It has been awhile since I've posted last. Finishing up a thesis, graduating, and moving twice consumed a fair amount of time. And all that work has landed me here-Columbia University's Graduate School of Journalism.
After being here only three days, I have little to report on other than my relief in discovering that New York City is not home to intimidating packs of Sex and the City divas. I had worried moving from the Bay to "the city," from undergraduate to graduate, would require a leap of sophistication I was not prepared to make. But no worry, most of New York's population is on the same side of the platform with me. Riding the train from the Upper West Side all the way downtown and across the river to Brooklyn offered a glimpse of the sorts of odds and ends people that constitute the city. From the hopelessly chic to the obliviously disheveled, New York has it all. Perhaps most shocking was the discovery that New York has a large elderly population. I don't have the numbers but they have at least enough to create a solid majority on a bus headed downtown along Broadway any given day. One stop after the other, old women climbed into the bus and, just as I offered my seat to the new arrival, she just as quickly offered the seat to her equally elderly friend who boarded with her. Tough old broads.
I could use a little bit of tough old broad to get me through the next few weeks as I begin my graduate work. We set out tomorrow to select a "beat" or neighborhood of the city. Over the next five months that neighborhood will be our second home in the sense that it will sometimes make us feel unwanted and it will sometimes teach us lessons we could not learn anywhere else. Can you tell my nervousness is mostly wrapped up in anxious expectations? High expectations? I can't wait to eat the food, shop in the corner stores, walk the streets, see the homes of "my" neighborhood. I can't wait to plead with what will at first seem an unyielding density of otherness, to beg the streets to please guide me through a story I know nothing of. I guess this is my first dispatch from the field, the dream landscape of field I have been walking throughout these opening days of school.

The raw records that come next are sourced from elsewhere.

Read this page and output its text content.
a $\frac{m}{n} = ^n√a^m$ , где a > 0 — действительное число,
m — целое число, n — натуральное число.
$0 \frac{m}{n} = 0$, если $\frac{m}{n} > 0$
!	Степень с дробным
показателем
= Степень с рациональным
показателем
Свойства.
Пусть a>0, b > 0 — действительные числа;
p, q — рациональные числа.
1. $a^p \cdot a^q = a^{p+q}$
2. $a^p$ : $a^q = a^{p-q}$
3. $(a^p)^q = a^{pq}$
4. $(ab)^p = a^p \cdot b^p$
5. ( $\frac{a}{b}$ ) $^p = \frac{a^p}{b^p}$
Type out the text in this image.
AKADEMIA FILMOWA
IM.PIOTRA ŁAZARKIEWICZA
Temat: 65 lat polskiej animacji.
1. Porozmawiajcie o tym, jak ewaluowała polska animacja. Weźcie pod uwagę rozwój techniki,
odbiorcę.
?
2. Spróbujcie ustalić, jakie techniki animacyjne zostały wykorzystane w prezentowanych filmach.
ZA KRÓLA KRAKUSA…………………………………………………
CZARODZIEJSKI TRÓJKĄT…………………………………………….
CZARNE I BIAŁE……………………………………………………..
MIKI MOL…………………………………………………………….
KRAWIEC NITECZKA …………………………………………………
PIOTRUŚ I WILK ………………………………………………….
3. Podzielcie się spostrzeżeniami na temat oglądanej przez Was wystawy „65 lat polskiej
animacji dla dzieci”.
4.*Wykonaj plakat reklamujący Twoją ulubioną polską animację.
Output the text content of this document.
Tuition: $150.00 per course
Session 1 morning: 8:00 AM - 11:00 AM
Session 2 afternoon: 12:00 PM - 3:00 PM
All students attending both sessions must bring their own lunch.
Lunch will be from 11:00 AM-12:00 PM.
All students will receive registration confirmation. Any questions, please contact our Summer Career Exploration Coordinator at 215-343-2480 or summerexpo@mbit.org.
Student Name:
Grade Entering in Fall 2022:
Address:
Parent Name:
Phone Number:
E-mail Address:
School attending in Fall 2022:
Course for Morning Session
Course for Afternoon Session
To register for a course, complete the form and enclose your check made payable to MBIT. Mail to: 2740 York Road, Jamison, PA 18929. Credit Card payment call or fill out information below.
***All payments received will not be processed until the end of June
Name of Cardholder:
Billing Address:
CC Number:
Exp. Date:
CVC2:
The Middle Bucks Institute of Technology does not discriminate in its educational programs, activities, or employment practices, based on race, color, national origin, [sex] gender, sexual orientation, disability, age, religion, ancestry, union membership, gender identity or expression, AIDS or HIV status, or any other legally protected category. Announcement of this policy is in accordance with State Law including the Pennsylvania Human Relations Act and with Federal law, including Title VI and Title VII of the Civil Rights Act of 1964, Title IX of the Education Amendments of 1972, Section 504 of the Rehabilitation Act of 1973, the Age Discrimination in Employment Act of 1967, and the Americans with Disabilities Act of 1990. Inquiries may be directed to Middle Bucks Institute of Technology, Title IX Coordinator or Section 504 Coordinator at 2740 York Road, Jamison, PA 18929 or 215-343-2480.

I don't know that I want to be a journalist. At the core I think I want to be a better friend. See, I have a friend who always knows the right question to ask-that question that gets past the noise to the voice of an issue while assuring the person being asked that they will find a sensitive person waiting on the other side of the exchange. She does this all the time. With friends, with strangers, with teachers, with kids. Perhaps I can do it professionally and then eventually personally. Perhaps I can start to truly value the thoughts of everyone I encounter. I suspect this is the sort of spirit that keeps people in love with an odds and ends city like New York, so in love that they keep riding that bus even though the few stairs to get there are a challenge. I think I'm ready to fall in love.